Friday, May 27, 2016

Panic attack

I dont know why i always redha at being a kitchen slave. Just yesterday i was ranting how all my life been dedicating in the kitchen as in i made a career out of a chef and today i was up in the kitchen half day since 6am. What is wrong with me? Last night, I told my self ,tomorrow i dont want to cook anything else other than lunch. This morning, i woke up and make bread pudding. While baking it, I switched on the laptop and watched some episodes of the drama that i missed. After breakfast, I went into the kitchen and decided to make a batch of frozen curry puff. Honestly, my hands are still sore of rolling the pastries but i got lunch to make. It was almost 3pm when I stepped out of the kitchen to eat my lunch. You, weird women.

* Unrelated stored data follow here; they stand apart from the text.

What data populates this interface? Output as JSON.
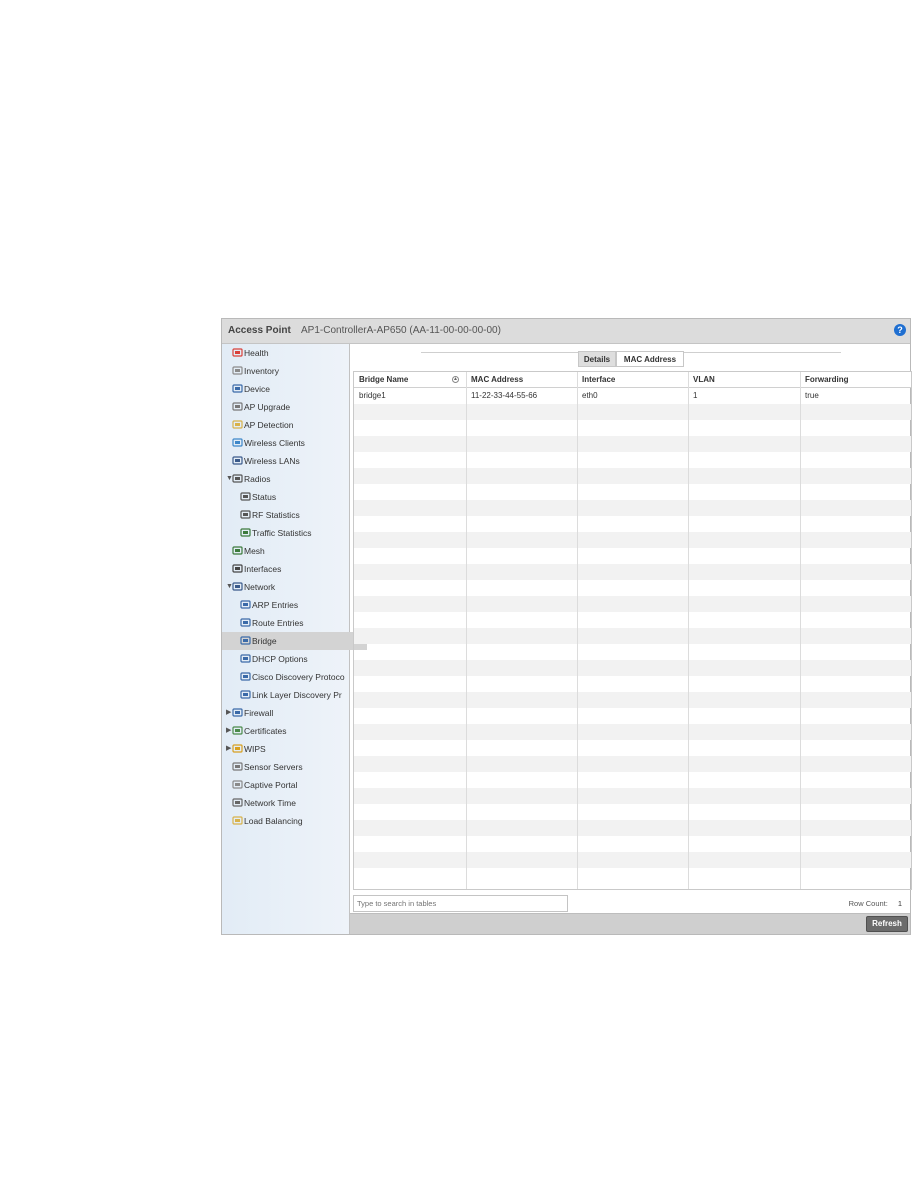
{
  "window": {
    "title": "Access Point",
    "subtitle": "AP1-ControllerA-AP650 (AA-11-00-00-00-00)",
    "help": "?"
  },
  "sidebar": {
    "items": [
      {
        "label": "Health",
        "icon": "health-icon",
        "color": "#d9413a"
      },
      {
        "label": "Inventory",
        "icon": "inventory-icon",
        "color": "#8a8a8a"
      },
      {
        "label": "Device",
        "icon": "device-icon",
        "color": "#3a6aa8"
      },
      {
        "label": "AP Upgrade",
        "icon": "ap-upgrade-icon",
        "color": "#777777"
      },
      {
        "label": "AP Detection",
        "icon": "ap-detection-icon",
        "color": "#d8b24a"
      },
      {
        "label": "Wireless Clients",
        "icon": "wireless-clients-icon",
        "color": "#3d87c9"
      },
      {
        "label": "Wireless LANs",
        "icon": "wireless-lans-icon",
        "color": "#3a5a8a"
      },
      {
        "label": "Radios",
        "icon": "radios-icon",
        "color": "#555555",
        "arrow": "▼"
      },
      {
        "label": "Status",
        "icon": "status-icon",
        "color": "#555555"
      },
      {
        "label": "RF Statistics",
        "icon": "rf-statistics-icon",
        "color": "#555555"
      },
      {
        "label": "Traffic Statistics",
        "icon": "traffic-statistics-icon",
        "color": "#3b7a3b"
      },
      {
        "label": "Mesh",
        "icon": "mesh-icon",
        "color": "#3b7a3b"
      },
      {
        "label": "Interfaces",
        "icon": "interfaces-icon",
        "color": "#444444"
      },
      {
        "label": "Network",
        "icon": "network-icon",
        "color": "#3a5a8a",
        "arrow": "▼"
      },
      {
        "label": "ARP Entries",
        "icon": "arp-entries-icon",
        "color": "#3a6aa8"
      },
      {
        "label": "Route Entries",
        "icon": "route-entries-icon",
        "color": "#3a6aa8"
      },
      {
        "label": "Bridge",
        "icon": "bridge-icon",
        "color": "#3a6aa8"
      },
      {
        "label": "DHCP Options",
        "icon": "dhcp-options-icon",
        "color": "#3a6aa8"
      },
      {
        "label": "Cisco Discovery Protoco",
        "icon": "cisco-discovery-icon",
        "color": "#3a6aa8"
      },
      {
        "label": "Link Layer Discovery Pr",
        "icon": "link-layer-discovery-icon",
        "color": "#3a6aa8"
      },
      {
        "label": "Firewall",
        "icon": "firewall-icon",
        "color": "#3a6aa8",
        "arrow": "▶"
      },
      {
        "label": "Certificates",
        "icon": "certificates-icon",
        "color": "#4a8a4a",
        "arrow": "▶"
      },
      {
        "label": "WIPS",
        "icon": "wips-icon",
        "color": "#d8a020",
        "arrow": "▶"
      },
      {
        "label": "Sensor Servers",
        "icon": "sensor-servers-icon",
        "color": "#777777"
      },
      {
        "label": "Captive Portal",
        "icon": "captive-portal-icon",
        "color": "#8a8a8a"
      },
      {
        "label": "Network Time",
        "icon": "network-time-icon",
        "color": "#666666"
      },
      {
        "label": "Load Balancing",
        "icon": "load-balancing-icon",
        "color": "#d8b24a"
      }
    ],
    "selected": "Bridge"
  },
  "tabs": [
    {
      "label": "Details",
      "active": true
    },
    {
      "label": "MAC Address",
      "active": false
    }
  ],
  "table": {
    "columns": [
      "Bridge Name",
      "MAC Address",
      "Interface",
      "VLAN",
      "Forwarding"
    ],
    "rows": [
      [
        "bridge1",
        "11-22-33-44-55-66",
        "eth0",
        "1",
        "true"
      ]
    ]
  },
  "search": {
    "placeholder": "Type to search in tables"
  },
  "row_count": {
    "label": "Row Count:",
    "value": "1"
  },
  "footer": {
    "refresh_label": "Refresh"
  }
}
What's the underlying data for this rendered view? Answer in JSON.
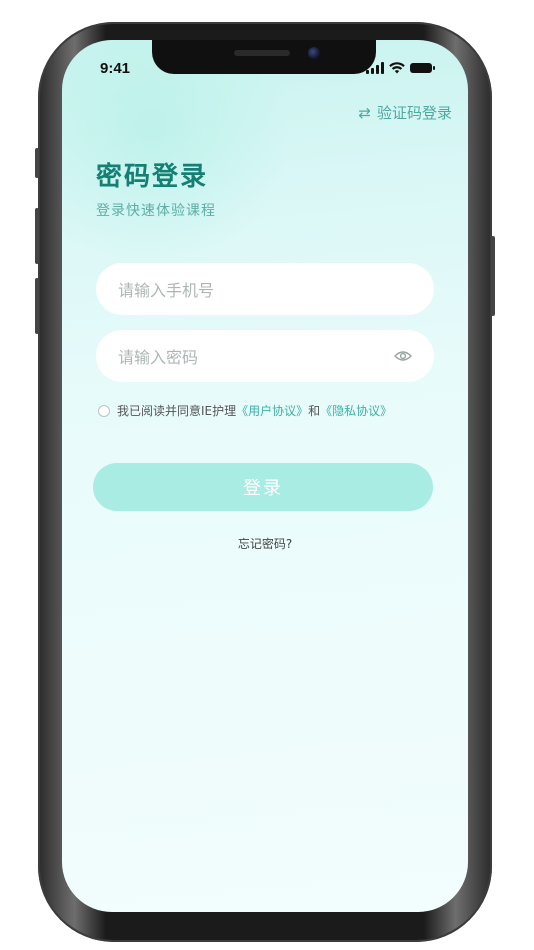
{
  "status_bar": {
    "time": "9:41"
  },
  "header": {
    "switch_label": "验证码登录",
    "switch_icon": "swap-arrows-icon"
  },
  "title": "密码登录",
  "subtitle": "登录快速体验课程",
  "form": {
    "phone_placeholder": "请输入手机号",
    "password_placeholder": "请输入密码",
    "agreement_prefix": "我已阅读并同意IE护理",
    "user_agreement": "《用户协议》",
    "agreement_and": "和",
    "privacy_policy": "《隐私协议》"
  },
  "login_button": "登录",
  "forgot_password": "忘记密码?",
  "colors": {
    "accent": "#147f72",
    "link": "#38b3a6",
    "button": "#a8ece3"
  }
}
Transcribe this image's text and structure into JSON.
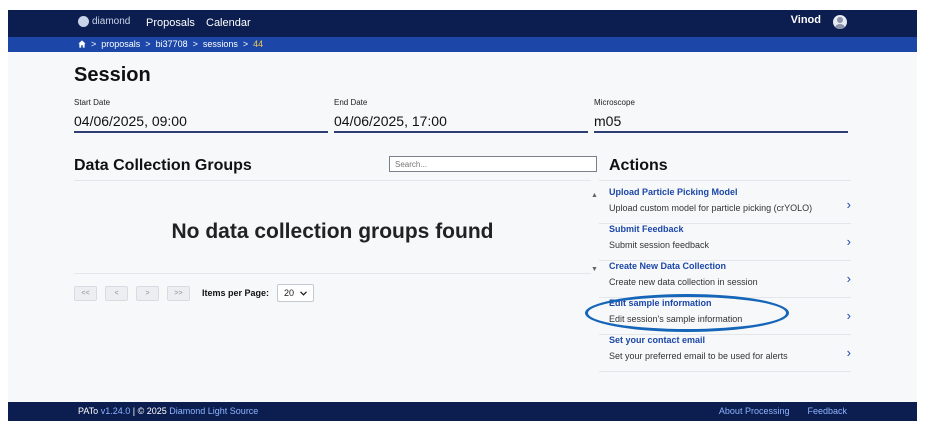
{
  "header": {
    "logo_text": "diamond",
    "nav": [
      "Proposals",
      "Calendar"
    ],
    "user_name": "Vinod"
  },
  "breadcrumb": {
    "items": [
      "proposals",
      "bi37708",
      "sessions"
    ],
    "current": "44",
    "separator": ">"
  },
  "session": {
    "title": "Session",
    "start_label": "Start Date",
    "start_value": "04/06/2025, 09:00",
    "end_label": "End Date",
    "end_value": "04/06/2025, 17:00",
    "microscope_label": "Microscope",
    "microscope_value": "m05"
  },
  "dcg": {
    "title": "Data Collection Groups",
    "search_placeholder": "Search...",
    "empty_message": "No data collection groups found",
    "pager": {
      "first": "<<",
      "prev": "<",
      "next": ">",
      "last": ">>",
      "per_page_label": "Items per Page:",
      "per_page_value": "20"
    }
  },
  "actions": {
    "title": "Actions",
    "items": [
      {
        "title": "Upload Particle Picking Model",
        "desc": "Upload custom model for particle picking (crYOLO)",
        "caret": "▲"
      },
      {
        "title": "Submit Feedback",
        "desc": "Submit session feedback",
        "caret": ""
      },
      {
        "title": "Create New Data Collection",
        "desc": "Create new data collection in session",
        "caret": "▼"
      },
      {
        "title": "Edit sample information",
        "desc": "Edit session's sample information",
        "caret": ""
      },
      {
        "title": "Set your contact email",
        "desc": "Set your preferred email to be used for alerts",
        "caret": ""
      }
    ]
  },
  "footer": {
    "product": "PATo",
    "version": "v1.24.0",
    "copyright": "| © 2025",
    "org_link": "Diamond Light Source",
    "links": [
      "About Processing",
      "Feedback"
    ]
  },
  "colors": {
    "navbar": "#0b1e4f",
    "breadcrumb_bar": "#1c47a8",
    "accent_link": "#1c47a8",
    "annotation": "#1565b8"
  }
}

Anyway, i received a letter today from the hospital saying that i need to see a nurse for health check up since my diabetic level is not within normal range. What the heck? I dont want to die because of diabetic! I realise that these past few months, i've been on a horrible diet. My sugar intake was absolutely crazy especially when my period comes. I could finished off a whole bar of chocolate easily. I couldnt care to drink more fluid. I escape dinner most days and eat a lot of junk foods. I dont exercise as much as I should. I look skinny but i feel heavy. I am unhealthy person. I dont really used to these kind of lifestyle before. I am a person who take my health very seriously. Everyday i drink proper 1.5L of water, at least one fruit, 2tbsp of honey day and night, drink juice only from juice maker, proper exercise once a week, and many more. I think I am too busy and eventually, have been neglecting my health. That is sad because it shouldnt be that way. Why in the world would i be too busy with? i just dont have the answer to that. 

I have to get out of this horrible lifestyle before it becomes my comfort zone.